On the odd occasion that female friendship amounts to anything more than a throwaway line, women on celluloid tend to be friends only until competition over male attention either drives a wedge between them, or until one retreats from a romance to bequeath her love interest upon the other, nevermind what the lover-as-object or duped best friend might have to say. Consider the Preity Zinta-Mahima Chaudhry starrer Dil Hai Tumhara or Mujhse Dosti Karoge with Kareena Kapoor and Rani Mukherji. In both movies, the strength of the friendship between the women — with an added familial tie in Dil Hai Tumhara — is tested only to check if one or both of them will embrace the imagined “womanly” virtue of sacrifice by giving up her lover for the supposed happiness of her best friend. Conversation between the concerned friends is usually facile and superficial — we are told that the women share “everything” with each other; yet, they rarely share their aspirations or emotions at any length. Most Bollywood cinema would probably fail the Bechdel test, which asks whether a piece of fiction features, at minimum, two women who have a conversation about something other than a man. In popular Hindi cinema, it’s rare to find women talking to each other at all, and to expect them to discuss anything other than a man is simply unrealistic.

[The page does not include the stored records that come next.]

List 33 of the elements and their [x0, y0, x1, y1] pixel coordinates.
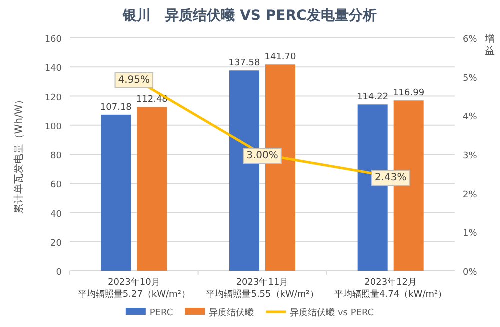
- data-label: 107.18: [100, 102, 132, 113]
- y-tick-label: 60: [50, 180, 62, 191]
- y-tick-label: 40: [50, 210, 62, 220]
- data-label: 4.95%: [118, 74, 150, 86]
- legend-label: 异质结伏曦 vs PERC: [290, 308, 374, 318]
- y2-tick-label: 1%: [463, 229, 478, 240]
- y2-axis-title: 增益: [484, 33, 495, 57]
- y2-tick-label: 4%: [463, 112, 478, 123]
- y-tick-label: 0: [56, 268, 62, 278]
- data-label: 137.58: [228, 58, 261, 69]
- chart-title: 银川 异质结伏曦 VS PERC发电量分析: [122, 7, 377, 24]
- legend-label: PERC: [150, 308, 174, 318]
- x-tick-label: 2023年11月平均辐照量5.55（kW/m²）: [206, 277, 319, 300]
- y-axis-title: 累计单瓦发电量（Wh/W）: [13, 94, 25, 214]
- y-tick-label: 120: [44, 93, 62, 104]
- y-tick-label: 80: [50, 152, 62, 162]
- data-label: 116.99: [393, 88, 425, 99]
- y2-tick-label: 3%: [463, 152, 478, 162]
- y-tick-label: 160: [44, 35, 62, 45]
- legend-label: 异质结伏曦: [209, 308, 254, 318]
- y-tick-label: 140: [44, 64, 62, 74]
- bar: [101, 114, 132, 271]
- bar: [137, 107, 168, 271]
- y2-tick-label: 5%: [463, 74, 478, 84]
- x-tick-label: 2023年12月平均辐照量4.74（kW/m²）: [334, 277, 448, 300]
- y2-tick-label: 6%: [463, 35, 478, 45]
- x-tick-label: 2023年10月平均辐照量5.27（kW/m²）: [78, 277, 190, 300]
- data-label: 114.22: [357, 92, 389, 103]
- y-tick-label: 20: [50, 238, 62, 249]
- data-label: 141.70: [264, 52, 297, 63]
- y-tick-label: 100: [44, 122, 62, 132]
- y2-tick-label: 2%: [463, 190, 478, 200]
- y2-tick-label: 0%: [463, 268, 478, 278]
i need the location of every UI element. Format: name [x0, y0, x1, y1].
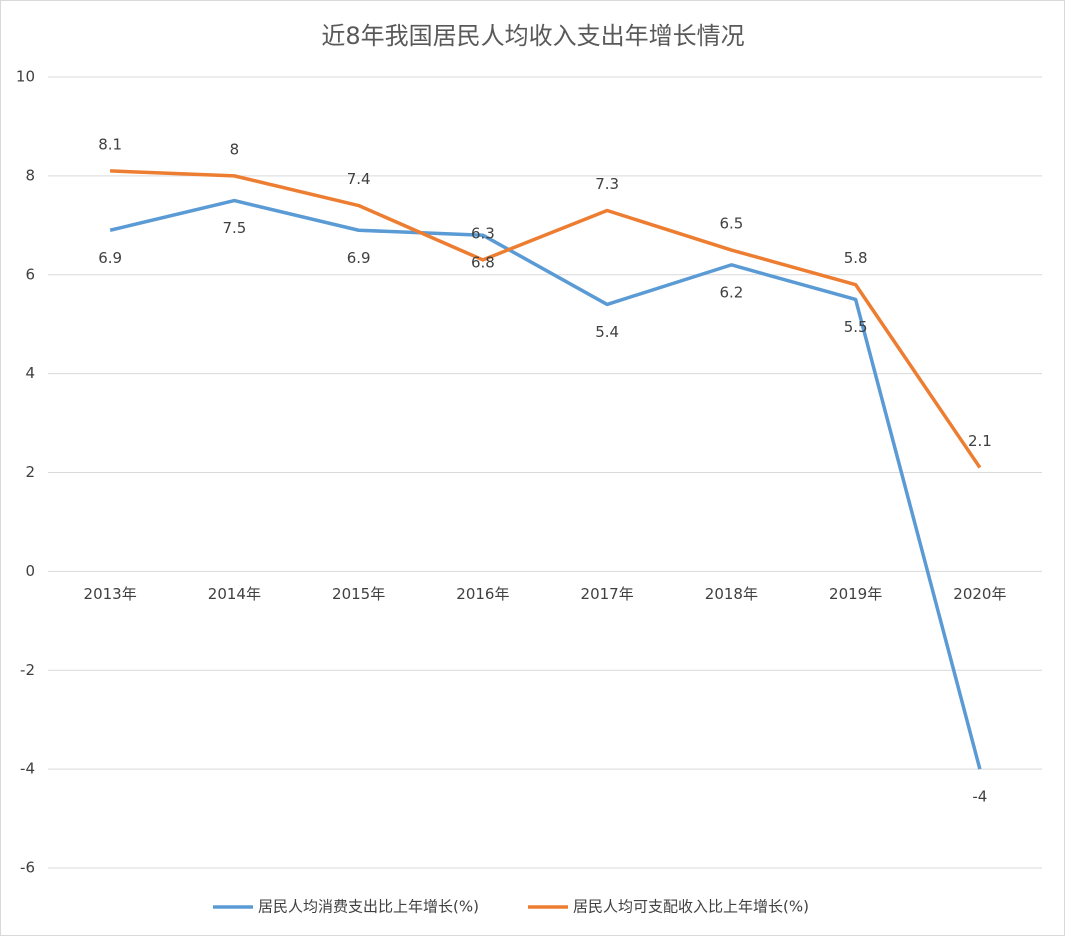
data-label: 6.9 [98, 249, 122, 267]
data-label: 2.1 [968, 432, 992, 450]
data-label: 6.8 [471, 254, 495, 272]
y-tick-label: 2 [25, 463, 35, 481]
y-tick-label: 4 [25, 364, 35, 382]
data-label: 6.9 [347, 249, 371, 267]
data-label: 7.3 [595, 175, 619, 193]
x-tick-label: 2013年 [84, 585, 137, 603]
y-tick-label: 6 [25, 265, 35, 283]
data-label: 6.3 [471, 224, 495, 242]
chart-title: 近8年我国居民人均收入支出年增长情况 [321, 22, 744, 50]
data-label: 5.5 [844, 318, 868, 336]
data-label: -4 [972, 788, 987, 806]
data-label: 7.5 [222, 219, 246, 237]
legend-label: 居民人均消费支出比上年增长(%) [258, 898, 479, 916]
data-label: 8 [230, 140, 240, 158]
x-tick-label: 2016年 [456, 585, 509, 603]
series-line [110, 169, 982, 469]
data-label: 7.4 [347, 170, 371, 188]
legend-label: 居民人均可支配收入比上年增长(%) [573, 898, 809, 916]
x-tick-label: 2014年 [208, 585, 261, 603]
data-label: 5.8 [844, 249, 868, 267]
x-tick-label: 2020年 [953, 585, 1006, 603]
y-tick-label: 10 [16, 68, 35, 86]
x-tick-label: 2015年 [332, 585, 385, 603]
data-label: 6.5 [719, 215, 743, 233]
data-label: 5.4 [595, 323, 619, 341]
series-line [109, 198, 982, 770]
y-tick-label: -2 [20, 661, 35, 679]
y-tick-label: -6 [20, 859, 35, 877]
y-tick-label: 0 [25, 562, 35, 580]
x-tick-label: 2018年 [705, 585, 758, 603]
x-tick-label: 2017年 [581, 585, 634, 603]
y-tick-label: 8 [25, 166, 35, 184]
x-tick-label: 2019年 [829, 585, 882, 603]
data-label: 6.2 [719, 283, 743, 301]
y-tick-label: -4 [20, 760, 35, 778]
data-label: 8.1 [98, 135, 122, 153]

So, in a barren cinematic landscape which entirely ignores the variety in female friendship roles, a Dedh Ishqiya is quietly groundbreaking. Para and Munniya share an emotionally intense personal connection. Their scenes with each other exude a palpable sense of nurturance and intimacy. Dedh Ishqiya supports their sense of self-worth, personal development and autonomy while subtly critiquing male dominance and patriarchal marriage. For a movie ostensibly about the exploits of two men, it is surprisingly devoted to exploring the possibilities inherent in female relationships.